Tuesday, October 21, 2014

Sheriff: Jail cells returning to use

By ABBY ECKEL, Herald Staff Writer | 3/28/2014

An area previously vacated at the Franklin County jail finally is returning to its intended use — housing inmates.

When the juvenile detention center moved out of the Franklin County Adult Detention Center, 305 S. Main St., Ottawa, to its new location, 226 S. Beech St., Ottawa, in June 2012, that space was meant to be used as jail cells, Jeff Richards said, but the change has taken a little longer than expected.

The transition back to jail cells required a number of alterations to the facility, Richards, Franklin County sheriff, said.

“There were doors that needed to be changed because there was a classroom in there, so it had a wood door,” he said. “We’ve had to install a new toilet because one [space] didn’t have it and we have to have a sink and toilet in all cells ... we’ve had to do some of those things.”

The space has the ability to hold 10 inmates right now, he said, but once the rest of the area is completed, it could hold as many as 13 inmates.

The sheriff’s office and jail are cramped, Richards said, with two administrative positions working out of two jail cells because of lack of space.

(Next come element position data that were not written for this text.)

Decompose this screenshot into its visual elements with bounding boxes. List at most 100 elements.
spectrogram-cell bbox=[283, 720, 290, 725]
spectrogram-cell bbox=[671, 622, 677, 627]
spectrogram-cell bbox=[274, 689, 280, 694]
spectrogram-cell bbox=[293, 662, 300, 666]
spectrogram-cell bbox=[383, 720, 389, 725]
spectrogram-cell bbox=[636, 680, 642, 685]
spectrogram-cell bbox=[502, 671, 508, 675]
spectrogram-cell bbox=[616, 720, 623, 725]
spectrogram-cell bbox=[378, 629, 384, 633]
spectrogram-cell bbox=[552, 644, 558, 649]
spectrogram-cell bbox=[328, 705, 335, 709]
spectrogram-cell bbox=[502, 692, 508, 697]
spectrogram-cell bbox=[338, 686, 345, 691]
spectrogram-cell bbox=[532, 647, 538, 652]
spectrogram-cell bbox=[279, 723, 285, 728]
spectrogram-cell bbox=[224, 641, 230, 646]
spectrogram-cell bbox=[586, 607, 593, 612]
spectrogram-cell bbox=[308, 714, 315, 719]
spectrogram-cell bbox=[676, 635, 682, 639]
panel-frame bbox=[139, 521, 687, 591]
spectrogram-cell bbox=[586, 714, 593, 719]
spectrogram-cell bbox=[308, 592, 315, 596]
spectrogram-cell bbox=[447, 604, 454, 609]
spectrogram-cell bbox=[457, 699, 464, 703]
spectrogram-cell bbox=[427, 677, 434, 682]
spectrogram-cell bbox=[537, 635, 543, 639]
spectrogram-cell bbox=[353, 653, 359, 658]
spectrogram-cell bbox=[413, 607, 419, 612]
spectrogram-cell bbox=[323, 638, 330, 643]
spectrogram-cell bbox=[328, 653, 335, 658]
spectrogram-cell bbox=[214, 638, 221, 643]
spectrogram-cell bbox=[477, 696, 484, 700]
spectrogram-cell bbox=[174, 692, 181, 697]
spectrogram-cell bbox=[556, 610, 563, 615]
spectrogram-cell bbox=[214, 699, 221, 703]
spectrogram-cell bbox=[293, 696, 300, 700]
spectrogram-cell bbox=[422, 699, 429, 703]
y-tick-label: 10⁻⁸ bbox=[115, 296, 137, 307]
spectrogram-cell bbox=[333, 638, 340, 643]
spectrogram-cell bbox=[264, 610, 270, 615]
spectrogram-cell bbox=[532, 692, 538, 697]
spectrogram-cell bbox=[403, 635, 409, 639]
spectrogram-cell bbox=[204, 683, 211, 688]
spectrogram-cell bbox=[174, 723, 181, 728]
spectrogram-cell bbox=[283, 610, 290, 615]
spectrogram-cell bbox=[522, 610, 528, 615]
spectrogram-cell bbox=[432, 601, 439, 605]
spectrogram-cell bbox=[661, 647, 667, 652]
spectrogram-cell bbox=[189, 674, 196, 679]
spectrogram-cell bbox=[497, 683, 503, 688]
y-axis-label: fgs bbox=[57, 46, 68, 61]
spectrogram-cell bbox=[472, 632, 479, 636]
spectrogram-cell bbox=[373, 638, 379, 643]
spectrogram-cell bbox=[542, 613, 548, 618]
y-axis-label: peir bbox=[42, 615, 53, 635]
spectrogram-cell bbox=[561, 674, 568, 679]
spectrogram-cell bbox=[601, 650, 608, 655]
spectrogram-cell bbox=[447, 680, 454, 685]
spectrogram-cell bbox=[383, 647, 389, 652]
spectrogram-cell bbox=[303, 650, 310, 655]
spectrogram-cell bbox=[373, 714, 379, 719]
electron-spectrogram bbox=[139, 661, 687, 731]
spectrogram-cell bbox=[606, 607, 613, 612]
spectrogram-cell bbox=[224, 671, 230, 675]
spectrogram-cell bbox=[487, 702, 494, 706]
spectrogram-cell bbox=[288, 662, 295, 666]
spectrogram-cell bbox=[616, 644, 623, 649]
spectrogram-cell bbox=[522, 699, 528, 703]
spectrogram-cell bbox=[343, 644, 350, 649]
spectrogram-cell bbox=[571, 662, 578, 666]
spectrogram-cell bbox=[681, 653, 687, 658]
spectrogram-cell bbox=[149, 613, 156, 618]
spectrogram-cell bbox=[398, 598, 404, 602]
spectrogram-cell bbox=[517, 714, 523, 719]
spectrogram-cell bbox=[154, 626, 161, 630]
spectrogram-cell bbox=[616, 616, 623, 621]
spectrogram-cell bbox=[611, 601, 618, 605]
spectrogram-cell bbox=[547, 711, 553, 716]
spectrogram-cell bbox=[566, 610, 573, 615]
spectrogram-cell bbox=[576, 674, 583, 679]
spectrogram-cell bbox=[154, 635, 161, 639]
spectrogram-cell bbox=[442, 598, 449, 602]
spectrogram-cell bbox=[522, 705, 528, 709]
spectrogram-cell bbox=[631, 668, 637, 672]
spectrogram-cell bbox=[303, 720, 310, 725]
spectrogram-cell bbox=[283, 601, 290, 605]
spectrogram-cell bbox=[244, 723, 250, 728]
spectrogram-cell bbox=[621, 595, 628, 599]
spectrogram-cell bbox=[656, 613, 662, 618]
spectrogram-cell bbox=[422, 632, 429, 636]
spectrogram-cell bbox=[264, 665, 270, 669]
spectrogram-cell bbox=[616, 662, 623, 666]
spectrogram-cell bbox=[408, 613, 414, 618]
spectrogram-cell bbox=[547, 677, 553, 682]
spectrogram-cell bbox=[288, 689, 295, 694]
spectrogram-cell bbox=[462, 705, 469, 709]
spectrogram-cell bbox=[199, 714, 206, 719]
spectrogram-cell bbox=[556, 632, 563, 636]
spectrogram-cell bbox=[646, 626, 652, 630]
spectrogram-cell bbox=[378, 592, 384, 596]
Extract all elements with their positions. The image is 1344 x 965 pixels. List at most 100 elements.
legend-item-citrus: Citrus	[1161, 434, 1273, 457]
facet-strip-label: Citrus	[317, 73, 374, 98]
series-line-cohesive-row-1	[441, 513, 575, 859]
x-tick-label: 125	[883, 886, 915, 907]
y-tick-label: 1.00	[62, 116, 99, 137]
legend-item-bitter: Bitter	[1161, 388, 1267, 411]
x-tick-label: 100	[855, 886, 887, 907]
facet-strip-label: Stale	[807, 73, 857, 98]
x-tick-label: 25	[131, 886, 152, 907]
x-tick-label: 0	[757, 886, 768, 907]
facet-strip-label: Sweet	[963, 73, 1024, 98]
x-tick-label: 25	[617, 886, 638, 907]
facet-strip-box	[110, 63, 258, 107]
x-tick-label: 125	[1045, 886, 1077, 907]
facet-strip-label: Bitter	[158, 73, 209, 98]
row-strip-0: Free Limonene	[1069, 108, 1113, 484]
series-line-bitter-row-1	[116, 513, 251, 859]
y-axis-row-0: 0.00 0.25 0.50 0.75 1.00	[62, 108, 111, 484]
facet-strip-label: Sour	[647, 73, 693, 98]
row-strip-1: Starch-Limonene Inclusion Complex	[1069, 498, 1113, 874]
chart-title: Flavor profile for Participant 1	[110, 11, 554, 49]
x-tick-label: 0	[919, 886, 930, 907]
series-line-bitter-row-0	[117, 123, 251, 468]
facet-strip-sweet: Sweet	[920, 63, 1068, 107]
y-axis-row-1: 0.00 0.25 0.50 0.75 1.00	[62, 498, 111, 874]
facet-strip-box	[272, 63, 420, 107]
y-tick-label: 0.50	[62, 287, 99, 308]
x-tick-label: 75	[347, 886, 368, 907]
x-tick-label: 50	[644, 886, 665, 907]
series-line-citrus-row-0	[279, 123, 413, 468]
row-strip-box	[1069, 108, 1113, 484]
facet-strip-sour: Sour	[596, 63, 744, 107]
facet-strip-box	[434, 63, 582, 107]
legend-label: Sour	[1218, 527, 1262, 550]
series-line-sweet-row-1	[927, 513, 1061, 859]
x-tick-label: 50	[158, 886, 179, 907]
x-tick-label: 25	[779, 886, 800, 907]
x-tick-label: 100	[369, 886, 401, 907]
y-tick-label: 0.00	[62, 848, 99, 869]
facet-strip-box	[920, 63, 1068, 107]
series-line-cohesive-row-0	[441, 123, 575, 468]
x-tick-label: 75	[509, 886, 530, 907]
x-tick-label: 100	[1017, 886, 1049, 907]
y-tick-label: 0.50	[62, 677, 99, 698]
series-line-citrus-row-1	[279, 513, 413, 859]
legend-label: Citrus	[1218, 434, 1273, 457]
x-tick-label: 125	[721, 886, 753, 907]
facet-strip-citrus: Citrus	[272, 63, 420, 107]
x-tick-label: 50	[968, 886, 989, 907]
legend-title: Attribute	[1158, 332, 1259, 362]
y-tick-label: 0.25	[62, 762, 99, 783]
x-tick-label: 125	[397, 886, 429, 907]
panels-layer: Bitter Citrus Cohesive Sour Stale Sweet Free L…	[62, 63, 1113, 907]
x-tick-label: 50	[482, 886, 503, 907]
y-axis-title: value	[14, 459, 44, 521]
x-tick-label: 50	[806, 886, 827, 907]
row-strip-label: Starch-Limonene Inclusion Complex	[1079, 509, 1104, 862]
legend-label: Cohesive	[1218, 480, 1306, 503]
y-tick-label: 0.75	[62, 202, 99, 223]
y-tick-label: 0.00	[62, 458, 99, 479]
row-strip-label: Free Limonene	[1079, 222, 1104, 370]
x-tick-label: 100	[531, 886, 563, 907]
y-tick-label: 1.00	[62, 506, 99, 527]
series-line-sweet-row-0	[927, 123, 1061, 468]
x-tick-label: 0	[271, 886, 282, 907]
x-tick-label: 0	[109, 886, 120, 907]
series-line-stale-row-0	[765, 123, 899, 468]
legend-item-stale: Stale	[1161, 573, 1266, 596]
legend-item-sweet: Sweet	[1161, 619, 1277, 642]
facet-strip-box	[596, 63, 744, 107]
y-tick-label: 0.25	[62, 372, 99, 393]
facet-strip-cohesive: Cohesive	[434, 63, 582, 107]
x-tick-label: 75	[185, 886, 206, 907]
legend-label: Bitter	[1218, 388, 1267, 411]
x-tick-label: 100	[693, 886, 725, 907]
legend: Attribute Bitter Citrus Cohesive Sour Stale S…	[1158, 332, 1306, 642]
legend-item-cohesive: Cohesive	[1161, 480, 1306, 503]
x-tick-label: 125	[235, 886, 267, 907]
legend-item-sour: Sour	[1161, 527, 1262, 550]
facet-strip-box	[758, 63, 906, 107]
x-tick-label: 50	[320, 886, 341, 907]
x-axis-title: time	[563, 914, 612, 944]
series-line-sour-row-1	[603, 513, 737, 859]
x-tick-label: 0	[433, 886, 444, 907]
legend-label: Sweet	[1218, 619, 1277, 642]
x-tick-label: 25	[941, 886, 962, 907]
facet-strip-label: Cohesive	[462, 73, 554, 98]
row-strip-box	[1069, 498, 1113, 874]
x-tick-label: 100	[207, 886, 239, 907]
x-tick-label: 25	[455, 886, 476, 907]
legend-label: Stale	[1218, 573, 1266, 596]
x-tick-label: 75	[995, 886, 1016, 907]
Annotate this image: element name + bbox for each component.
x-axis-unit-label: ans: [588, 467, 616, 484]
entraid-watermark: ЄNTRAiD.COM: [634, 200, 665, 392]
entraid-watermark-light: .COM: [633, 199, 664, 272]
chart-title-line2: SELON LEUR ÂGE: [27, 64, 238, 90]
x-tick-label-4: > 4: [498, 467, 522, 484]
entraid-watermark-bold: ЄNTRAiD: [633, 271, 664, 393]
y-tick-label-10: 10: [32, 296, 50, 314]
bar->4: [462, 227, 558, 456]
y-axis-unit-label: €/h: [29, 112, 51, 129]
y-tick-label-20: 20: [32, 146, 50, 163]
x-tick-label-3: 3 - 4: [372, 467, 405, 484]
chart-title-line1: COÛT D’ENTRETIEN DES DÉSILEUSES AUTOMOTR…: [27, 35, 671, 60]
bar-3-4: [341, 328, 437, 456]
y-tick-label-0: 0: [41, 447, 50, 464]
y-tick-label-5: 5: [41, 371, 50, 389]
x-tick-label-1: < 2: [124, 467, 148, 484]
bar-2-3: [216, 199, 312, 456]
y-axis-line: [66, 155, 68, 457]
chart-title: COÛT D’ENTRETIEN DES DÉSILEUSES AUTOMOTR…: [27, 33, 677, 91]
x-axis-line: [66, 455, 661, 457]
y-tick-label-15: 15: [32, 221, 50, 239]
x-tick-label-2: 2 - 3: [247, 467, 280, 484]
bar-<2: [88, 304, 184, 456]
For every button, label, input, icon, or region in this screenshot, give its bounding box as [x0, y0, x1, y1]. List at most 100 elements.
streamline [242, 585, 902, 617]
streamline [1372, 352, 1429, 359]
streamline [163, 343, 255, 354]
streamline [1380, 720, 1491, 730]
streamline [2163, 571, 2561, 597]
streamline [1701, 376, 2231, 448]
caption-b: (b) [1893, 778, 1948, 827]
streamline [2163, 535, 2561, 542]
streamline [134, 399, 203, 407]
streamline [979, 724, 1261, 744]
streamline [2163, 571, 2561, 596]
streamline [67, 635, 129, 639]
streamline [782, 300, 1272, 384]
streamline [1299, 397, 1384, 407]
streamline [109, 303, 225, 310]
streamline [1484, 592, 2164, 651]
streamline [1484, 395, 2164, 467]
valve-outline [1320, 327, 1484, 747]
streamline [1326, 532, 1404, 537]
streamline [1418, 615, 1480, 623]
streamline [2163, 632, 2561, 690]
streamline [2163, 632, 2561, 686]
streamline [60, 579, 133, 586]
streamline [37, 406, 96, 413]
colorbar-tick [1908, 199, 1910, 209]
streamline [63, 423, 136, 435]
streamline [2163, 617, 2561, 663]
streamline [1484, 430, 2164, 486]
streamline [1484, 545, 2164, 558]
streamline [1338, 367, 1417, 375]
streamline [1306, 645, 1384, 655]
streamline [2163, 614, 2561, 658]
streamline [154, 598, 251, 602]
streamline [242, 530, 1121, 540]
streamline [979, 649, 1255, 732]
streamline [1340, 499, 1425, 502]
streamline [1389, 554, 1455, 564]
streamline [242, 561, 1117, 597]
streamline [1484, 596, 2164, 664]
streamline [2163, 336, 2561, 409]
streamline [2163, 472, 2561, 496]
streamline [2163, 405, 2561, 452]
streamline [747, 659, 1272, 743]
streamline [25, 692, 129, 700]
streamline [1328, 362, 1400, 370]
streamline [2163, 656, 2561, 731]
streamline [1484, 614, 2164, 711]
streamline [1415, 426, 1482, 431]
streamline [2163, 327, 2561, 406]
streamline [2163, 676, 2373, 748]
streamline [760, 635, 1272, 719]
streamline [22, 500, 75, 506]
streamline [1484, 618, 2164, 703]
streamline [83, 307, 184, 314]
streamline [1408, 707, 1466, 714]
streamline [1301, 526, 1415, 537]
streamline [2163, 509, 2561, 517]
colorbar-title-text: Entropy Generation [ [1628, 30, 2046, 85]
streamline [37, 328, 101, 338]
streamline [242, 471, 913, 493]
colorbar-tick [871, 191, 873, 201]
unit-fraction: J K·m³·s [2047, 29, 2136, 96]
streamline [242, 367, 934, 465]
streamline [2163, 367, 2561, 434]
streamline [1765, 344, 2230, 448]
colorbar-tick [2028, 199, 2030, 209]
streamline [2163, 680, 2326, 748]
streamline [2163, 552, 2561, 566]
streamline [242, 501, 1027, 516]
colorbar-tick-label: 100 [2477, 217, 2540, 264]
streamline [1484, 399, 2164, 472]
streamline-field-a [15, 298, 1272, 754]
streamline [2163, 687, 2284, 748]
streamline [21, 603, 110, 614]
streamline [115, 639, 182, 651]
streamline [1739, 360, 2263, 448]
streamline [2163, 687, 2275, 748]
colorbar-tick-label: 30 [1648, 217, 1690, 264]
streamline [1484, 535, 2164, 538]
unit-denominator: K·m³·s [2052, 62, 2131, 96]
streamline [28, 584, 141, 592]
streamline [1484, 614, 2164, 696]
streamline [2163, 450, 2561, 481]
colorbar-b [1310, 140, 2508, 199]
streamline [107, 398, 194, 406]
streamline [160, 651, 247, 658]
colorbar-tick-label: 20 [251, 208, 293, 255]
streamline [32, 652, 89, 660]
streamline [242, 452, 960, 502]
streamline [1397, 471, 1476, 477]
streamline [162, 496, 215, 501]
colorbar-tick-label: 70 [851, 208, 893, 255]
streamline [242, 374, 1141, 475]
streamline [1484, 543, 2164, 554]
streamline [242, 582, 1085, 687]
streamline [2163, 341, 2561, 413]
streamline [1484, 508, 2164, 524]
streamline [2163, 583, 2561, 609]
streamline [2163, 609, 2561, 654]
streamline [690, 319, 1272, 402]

Once the former Neosho County Community College building is transformed into office spaces for the sheriff’s office, Franklin County district attorney’s offices and juvenile services offices, two more cells will open for additional space as well, Richards added.

“Right now, the jail administrator’s office is in one of the old cells and so is the department armory and supply room. And so once the sheriff’s offices move, it will free up those two cells ... With temporary beds in them, we can house as many as six more inmates,” he said. 

In 2013, the jail averaged housing 50 inmates per day, with an average of four people being booked per day, Richards said. Having more available space to house inmates keeps the jail form having to transfer inmates to another county’s jail, which can be costly, he said.

“When we were housing [inmates] outside the county, we were paying just over $300,000 a year to house them outside the county,” he said. “We are not currently housing [inmates] outside the county, but we just want to make sure that we don’t have to.”